Шнирельман
В. А.
Быть
аланами
Москва,
2006
(цитаты
и отрывки из книги)
Хорошо
известно, что этническое самосознание
основано на вертикальных связях, и
именно ученые (историки, археологи,
лингвисты, этнологи), или «контролеры
коммуникации», снабжают сегодня как
этнические группы, так и нацию желательной
исторической глубиной. Еще
интереснее изучать не элиты, а то, что
именно они делают», и я бы добавил, почему
они это делают.
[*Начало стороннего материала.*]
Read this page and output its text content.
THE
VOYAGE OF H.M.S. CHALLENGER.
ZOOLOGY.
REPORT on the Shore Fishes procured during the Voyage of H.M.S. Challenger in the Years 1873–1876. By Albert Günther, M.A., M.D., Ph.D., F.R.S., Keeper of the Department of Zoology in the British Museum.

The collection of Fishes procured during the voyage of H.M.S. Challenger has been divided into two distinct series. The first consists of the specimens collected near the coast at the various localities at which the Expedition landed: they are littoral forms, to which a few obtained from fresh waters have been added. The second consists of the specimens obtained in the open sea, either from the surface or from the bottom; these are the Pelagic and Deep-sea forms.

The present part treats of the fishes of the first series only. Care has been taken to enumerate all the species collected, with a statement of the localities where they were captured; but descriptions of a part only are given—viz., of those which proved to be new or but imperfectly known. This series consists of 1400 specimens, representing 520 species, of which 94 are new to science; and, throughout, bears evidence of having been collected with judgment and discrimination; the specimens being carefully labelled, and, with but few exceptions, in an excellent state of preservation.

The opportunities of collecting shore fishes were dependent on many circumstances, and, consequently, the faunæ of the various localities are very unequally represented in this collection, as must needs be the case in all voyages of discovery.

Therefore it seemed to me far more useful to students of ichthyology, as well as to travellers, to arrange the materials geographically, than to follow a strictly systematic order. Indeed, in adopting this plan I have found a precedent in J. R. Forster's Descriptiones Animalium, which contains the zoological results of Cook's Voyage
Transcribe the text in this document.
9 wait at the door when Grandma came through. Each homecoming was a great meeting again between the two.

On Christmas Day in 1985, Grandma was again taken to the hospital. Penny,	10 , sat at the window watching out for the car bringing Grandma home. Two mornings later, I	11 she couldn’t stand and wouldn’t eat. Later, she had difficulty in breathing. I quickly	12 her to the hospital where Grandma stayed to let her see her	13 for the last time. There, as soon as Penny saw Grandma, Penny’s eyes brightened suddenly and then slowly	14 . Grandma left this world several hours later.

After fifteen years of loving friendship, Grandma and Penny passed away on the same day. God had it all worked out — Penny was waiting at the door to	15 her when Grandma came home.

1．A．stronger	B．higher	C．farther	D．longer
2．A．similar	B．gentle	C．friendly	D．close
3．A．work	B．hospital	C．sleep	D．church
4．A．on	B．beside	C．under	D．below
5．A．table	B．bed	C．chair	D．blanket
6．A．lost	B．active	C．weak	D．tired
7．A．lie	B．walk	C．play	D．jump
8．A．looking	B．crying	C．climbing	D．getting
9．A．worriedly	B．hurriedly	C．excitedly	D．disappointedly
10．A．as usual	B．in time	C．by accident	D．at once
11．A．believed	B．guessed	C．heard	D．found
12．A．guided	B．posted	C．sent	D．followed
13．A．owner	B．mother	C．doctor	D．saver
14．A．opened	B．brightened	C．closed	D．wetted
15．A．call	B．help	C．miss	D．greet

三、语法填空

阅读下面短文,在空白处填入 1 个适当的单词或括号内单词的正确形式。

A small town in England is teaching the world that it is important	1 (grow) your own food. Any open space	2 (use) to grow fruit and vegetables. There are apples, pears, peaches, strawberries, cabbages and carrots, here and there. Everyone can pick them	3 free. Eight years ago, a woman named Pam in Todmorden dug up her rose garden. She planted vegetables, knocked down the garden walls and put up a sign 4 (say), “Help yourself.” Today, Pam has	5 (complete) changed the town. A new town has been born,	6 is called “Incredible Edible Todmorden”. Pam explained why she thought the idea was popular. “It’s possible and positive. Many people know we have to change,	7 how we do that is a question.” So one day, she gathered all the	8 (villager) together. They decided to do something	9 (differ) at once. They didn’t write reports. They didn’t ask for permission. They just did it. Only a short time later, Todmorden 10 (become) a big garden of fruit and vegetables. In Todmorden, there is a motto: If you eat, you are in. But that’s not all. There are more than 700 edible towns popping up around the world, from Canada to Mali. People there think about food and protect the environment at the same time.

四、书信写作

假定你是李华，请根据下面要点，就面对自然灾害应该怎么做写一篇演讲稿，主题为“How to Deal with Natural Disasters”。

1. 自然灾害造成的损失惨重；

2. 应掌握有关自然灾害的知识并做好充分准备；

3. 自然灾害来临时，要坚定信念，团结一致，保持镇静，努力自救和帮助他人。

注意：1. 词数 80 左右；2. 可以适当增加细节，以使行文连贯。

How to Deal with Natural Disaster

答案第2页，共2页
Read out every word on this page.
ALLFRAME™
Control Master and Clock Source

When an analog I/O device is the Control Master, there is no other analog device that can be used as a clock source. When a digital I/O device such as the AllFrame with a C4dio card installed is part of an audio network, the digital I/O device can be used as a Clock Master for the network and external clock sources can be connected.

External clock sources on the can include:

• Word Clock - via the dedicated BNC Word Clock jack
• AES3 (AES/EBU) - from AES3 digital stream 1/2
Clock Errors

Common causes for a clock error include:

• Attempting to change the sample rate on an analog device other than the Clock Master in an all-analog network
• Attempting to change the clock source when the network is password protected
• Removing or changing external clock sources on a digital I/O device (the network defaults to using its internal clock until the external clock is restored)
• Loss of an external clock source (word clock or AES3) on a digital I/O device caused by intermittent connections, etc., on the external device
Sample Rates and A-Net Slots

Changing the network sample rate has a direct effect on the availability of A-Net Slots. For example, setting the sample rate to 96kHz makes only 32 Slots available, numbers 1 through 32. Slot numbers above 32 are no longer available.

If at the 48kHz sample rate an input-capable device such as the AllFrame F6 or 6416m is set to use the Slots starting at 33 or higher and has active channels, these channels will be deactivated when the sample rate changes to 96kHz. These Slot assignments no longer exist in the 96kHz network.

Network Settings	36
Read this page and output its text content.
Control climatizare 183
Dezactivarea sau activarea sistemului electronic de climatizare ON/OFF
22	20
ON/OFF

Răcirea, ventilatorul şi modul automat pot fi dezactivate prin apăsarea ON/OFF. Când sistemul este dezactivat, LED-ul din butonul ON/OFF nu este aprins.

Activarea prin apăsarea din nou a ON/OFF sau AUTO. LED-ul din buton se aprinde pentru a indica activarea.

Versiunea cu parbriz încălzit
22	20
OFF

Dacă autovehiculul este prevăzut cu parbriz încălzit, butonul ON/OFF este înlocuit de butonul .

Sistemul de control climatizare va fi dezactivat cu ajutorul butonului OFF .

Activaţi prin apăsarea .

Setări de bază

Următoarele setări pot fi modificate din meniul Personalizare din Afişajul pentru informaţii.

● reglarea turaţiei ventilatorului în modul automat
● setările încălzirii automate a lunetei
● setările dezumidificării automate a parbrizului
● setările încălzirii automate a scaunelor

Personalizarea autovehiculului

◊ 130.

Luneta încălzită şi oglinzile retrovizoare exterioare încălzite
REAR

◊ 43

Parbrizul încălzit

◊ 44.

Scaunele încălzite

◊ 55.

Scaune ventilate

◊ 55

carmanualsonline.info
Иными словами, речь здесь
будет идти о методах «этнизации масс».
Почему
мы нередко встречаем не одну, а одновременно
несколько версий «этнического прошлого»?
В
условиях государственного социализма
прошлое вычитывалось из настоящего,
но, так как современная ситуация
изменялась (лидеры, планы и направления
мысли возникали и снова исчезали), то и
прошлое должно было меняться.
Иными
словами, заметные сдвиги в этническом
самосознании и самоидентификации
свидетельствуют о происходящих или о
близящихся социальных и политических
изменениях. Еще интереснее тот факт,
что прошлое, создающее важную основу
идентичности (включая территориальные
пределы), не является раз и навсегда
установленным. Оно подвергается
постоянным проверкам, реинтерпретации
и переписывается местными интеллектуалами.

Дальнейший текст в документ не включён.